Comment 11 Sourceware Commits 2021-02-12 19:12:42 UTC
The master branch has been updated by Tom de Vries <vries@sourceware.org>:

https://sourceware.org/git/gitweb.cgi?p=binutils-gdb.git;h=089436f78743628b22e87c2f8d32bd5f9d818f5a

commit 089436f78743628b22e87c2f8d32bd5f9d818f5a
Author: Tom de Vries <tdevries@suse.de>
Date:   Fri Feb 12 20:12:37 2021 +0100

    [gdb/threads] Fix lin_thread_get_thread_signals for glibc 2.28
    
    When running test-case gdb.threads/create-fail.exp on openSUSE Factory
    (with glibc version 2.32) I run into:
    ...
    (gdb) continue
    Continuing.
    [New Thread 0x7ffff7c83700 (LWP 626354)]
    [New Thread 0x7ffff7482700 (LWP 626355)]

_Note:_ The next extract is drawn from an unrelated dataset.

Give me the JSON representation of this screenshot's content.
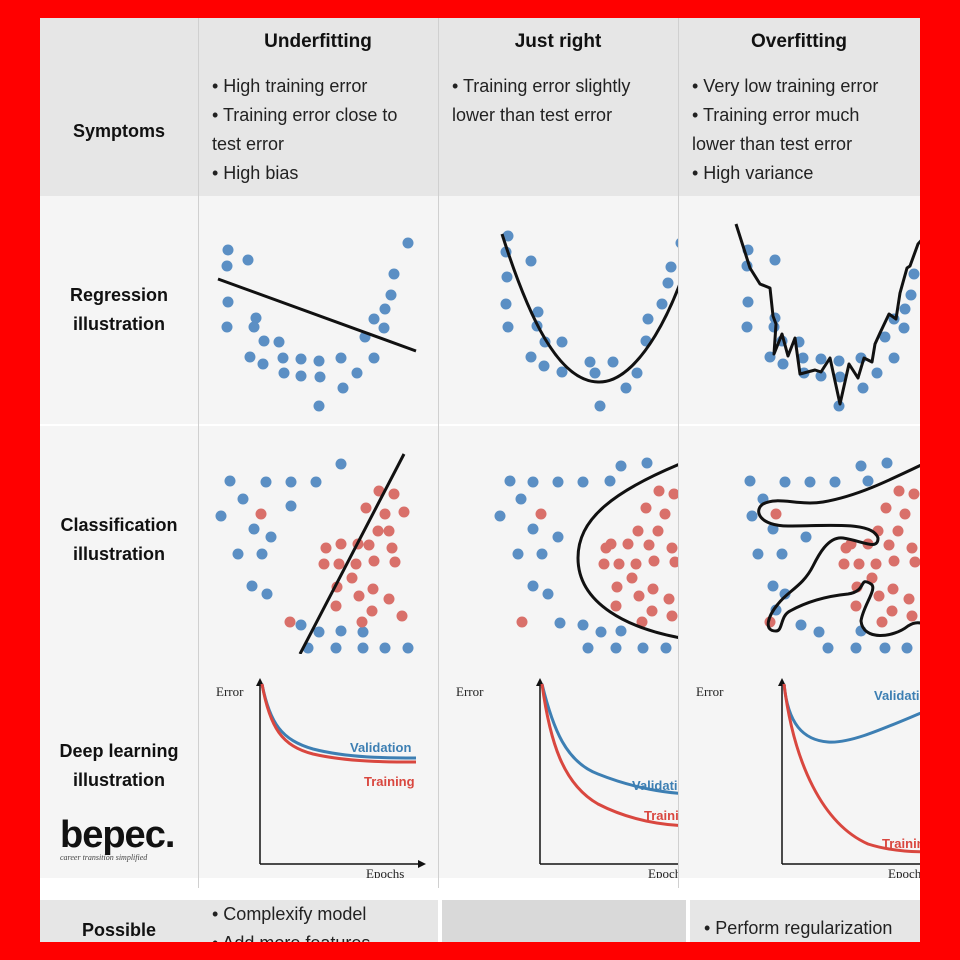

    [Thread 0x7ffff7c83700 (LWP 626354) exited]
    [New Thread 0x7ffff6c81700 (LWP 626356)]
    [Thread 0x7ffff7482700 (LWP 626355) exited]
    [New Thread 0x7ffff6480700 (LWP 626357)]

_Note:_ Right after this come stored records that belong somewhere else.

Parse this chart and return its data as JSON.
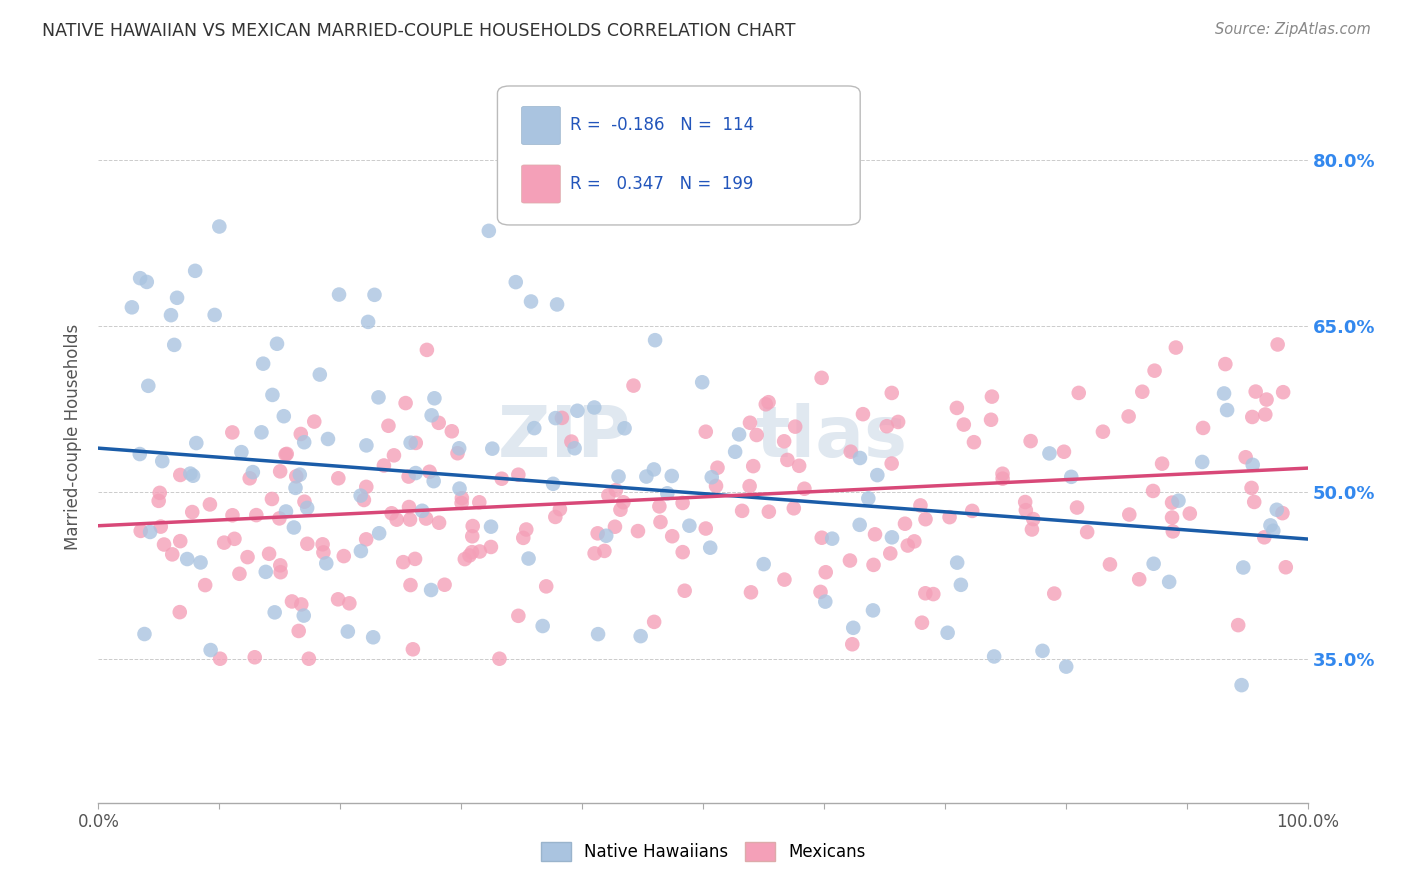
{
  "title": "NATIVE HAWAIIAN VS MEXICAN MARRIED-COUPLE HOUSEHOLDS CORRELATION CHART",
  "source": "Source: ZipAtlas.com",
  "ylabel": "Married-couple Households",
  "ytick_labels": [
    "35.0%",
    "50.0%",
    "65.0%",
    "80.0%"
  ],
  "ytick_values": [
    0.35,
    0.5,
    0.65,
    0.8
  ],
  "xlim": [
    0.0,
    1.0
  ],
  "ylim": [
    0.22,
    0.88
  ],
  "legend_r_hawaiian": "-0.186",
  "legend_n_hawaiian": "114",
  "legend_r_mexican": "0.347",
  "legend_n_mexican": "199",
  "color_hawaiian": "#aac4e0",
  "color_mexican": "#f4a0b8",
  "line_color_hawaiian": "#1a5ca8",
  "line_color_mexican": "#d84878",
  "background_color": "#ffffff",
  "hawaiian_line_start": 0.54,
  "hawaiian_line_end": 0.458,
  "mexican_line_start": 0.47,
  "mexican_line_end": 0.522
}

    [Thread 0x7ffff6c81700 (LWP 626356) exited]
    [New Thread 0x7ffff5c7f700 (LWP 626358)]
    [Thread 0x7ffff6480700 (LWP 626357) exited]
    pthread_create: 22: Invalid argument
    
    Thread 6 "create-fail" received signal SIG32, Real-time event 32.

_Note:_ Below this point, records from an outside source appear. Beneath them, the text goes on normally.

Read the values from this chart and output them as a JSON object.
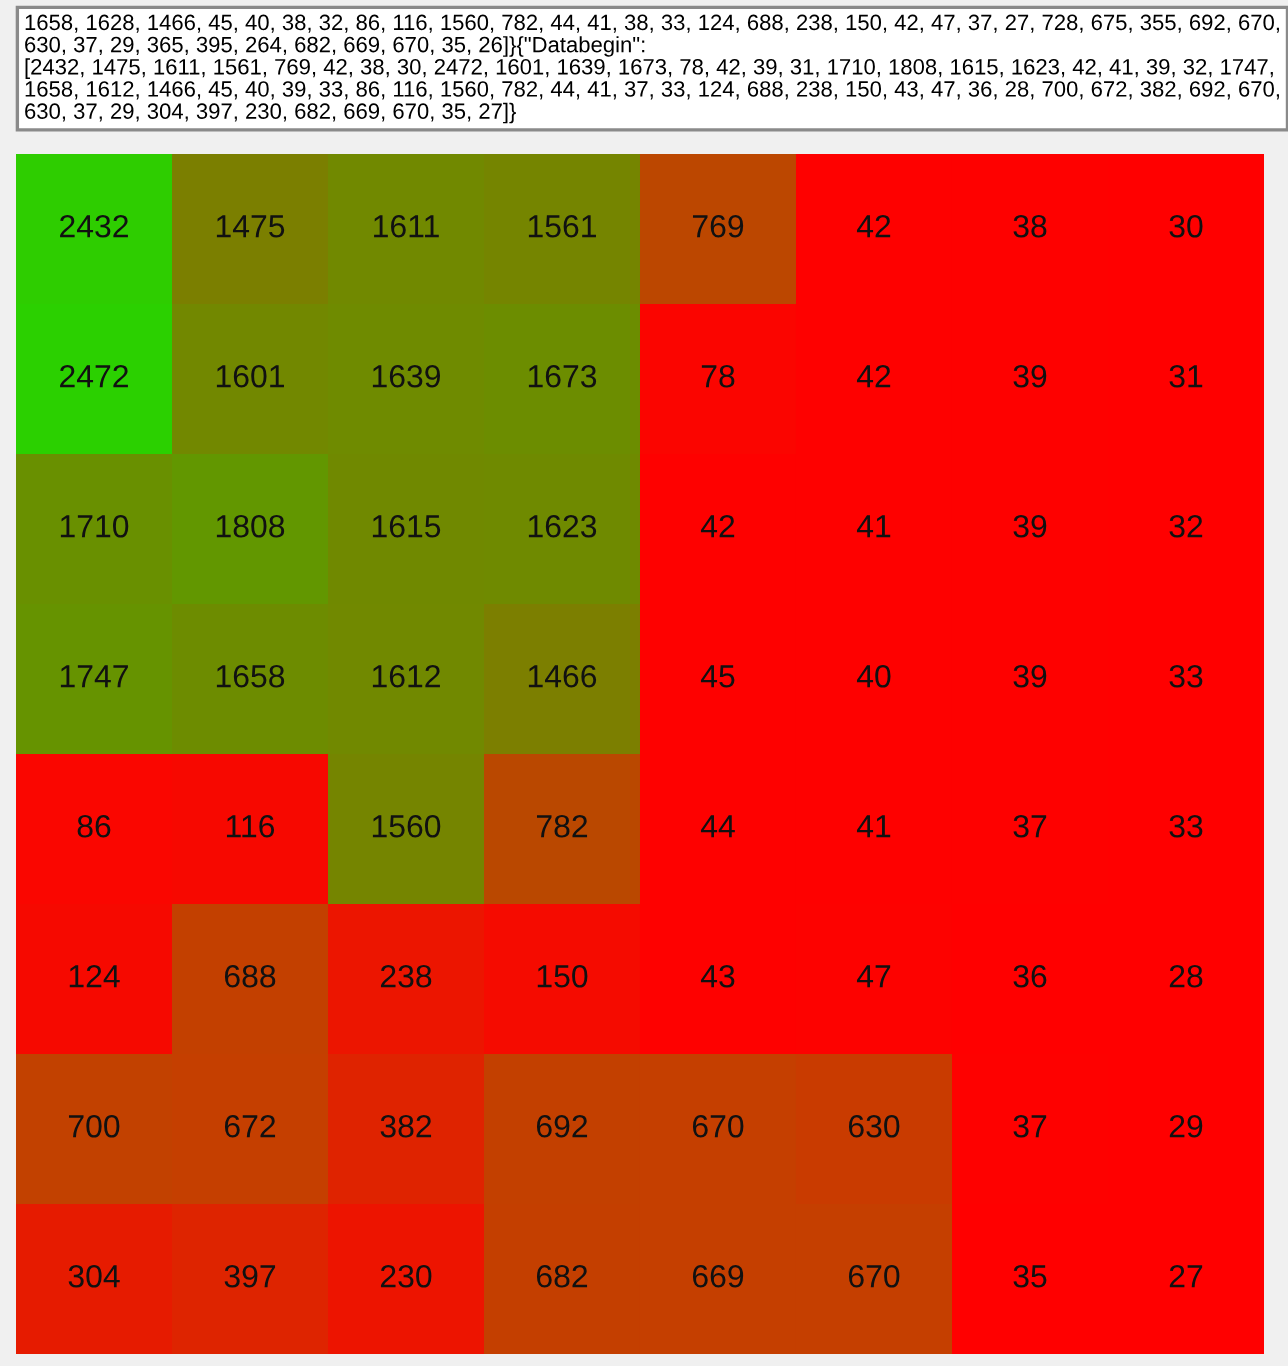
{
  "chart_data": {
    "type": "heatmap",
    "annotations": [
      "1658, 1628, 1466, 45, 40, 38, 32, 86, 116, 1560, 782, 44, 41, 38, 33, 124, 688, 238, 150, 42, 47, 37, 27, 728, 675, 355, 692, 670,\n630, 37, 29, 365, 395, 264, 682, 669, 670, 35, 26]}{\"Databegin\":\n[2432, 1475, 1611, 1561, 769, 42, 38, 30, 2472, 1601, 1639, 1673, 78, 42, 39, 31, 1710, 1808, 1615, 1623, 42, 41, 39, 32, 1747,\n1658, 1612, 1466, 45, 40, 39, 33, 86, 116, 1560, 782, 44, 41, 37, 33, 124, 688, 238, 150, 43, 47, 36, 28, 700, 672, 382, 692, 670,\n630, 37, 29, 304, 397, 230, 682, 669, 670, 35, 27]}"
    ],
    "categories": [
      null,
      null,
      null,
      null,
      null,
      null,
      null,
      null
    ],
    "y_categories": [
      null,
      null,
      null,
      null,
      null,
      null,
      null,
      null
    ],
    "cells": [
      [
        2432,
        1475,
        1611,
        1561,
        769,
        42,
        38,
        30
      ],
      [
        2472,
        1601,
        1639,
        1673,
        78,
        42,
        39,
        31
      ],
      [
        1710,
        1808,
        1615,
        1623,
        42,
        41,
        39,
        32
      ],
      [
        1747,
        1658,
        1612,
        1466,
        45,
        40,
        39,
        33
      ],
      [
        86,
        116,
        1560,
        782,
        44,
        41,
        37,
        33
      ],
      [
        124,
        688,
        238,
        150,
        43,
        47,
        36,
        28
      ],
      [
        700,
        672,
        382,
        692,
        670,
        630,
        37,
        29
      ],
      [
        304,
        397,
        230,
        682,
        669,
        670,
        35,
        27
      ]
    ],
    "colors": [
      "#ff0000",
      "#c83c00",
      "#8c7000",
      "#5e9a00",
      "#2bd000"
    ],
    "data_labels": true,
    "tick_labels": false
  }
}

    [Switching to Thread 0x7ffff5c7f700 (LWP 626358)]
    0x00007ffff7d87695 in clone () from /lib64/libc.so.6
    (gdb) FAIL: gdb.threads/create-fail.exp: iteration 1: run till end
    ...
    The problem is that glibc-internal signal SIGCANCEL is not recognized by gdb.
    
    There's code in check_thread_signals that is supposed to take care of that,
    but it's not working because this code in lin_thread_get_thread_signals has
    stopped working:
    ...
      /* NPTL reserves the first two RT signals, but does not provide any
         way for the debugger to query the signal numbers - fortunately
         they don't change.  */
      sigaddset (set, __SIGRTMIN);
      sigaddset (set, __SIGRTMIN + 1);
    ...
    
    Since glibc commit d2dc5467c6 "Filter out NPTL internal signals (BZ #22391)"
    (first released as part of glibc 2.28), a sigaddset with a glibc-internal
    signal has no other effect than setting errno to EINVALID.
    
    Fix this by eliminating the usage of sigset_t in check_thread_signals and
    lin_thread_get_thread_signals.
    
    The same problem was observed on Ubuntu 20.04.
    
    Tested on x86_64-linux, openSUSE Factory.
    Tested on aarch64-linux, Ubuntu 20.04 and Ubuntu 18.04.
    
    gdb/ChangeLog:
    
    2021-02-12  Tom de Vries  <tdevries@suse.de>
    
            PR threads/26228
            * linux-nat.c (lin_thread_get_thread_signals): Remove.
            (lin_thread_signals): New static var.
            (lin_thread_get_thread_signal_num, lin_thread_get_thread_signal):
            New function.
            * linux-nat.h (lin_thread_get_thread_signals): Remove.
            (lin_thread_get_thread_signal_num, lin_thread_get_thread_signal):
            Declare.
            * linux-thread-db.c (check_thread_signals): Use
            lin_thread_get_thread_signal_num and lin_thread_get_thread_signal.
Comment 12 Tom de Vries 2021-02-12 19:13:22 UTC
Patch committed, marking resolved-fixed.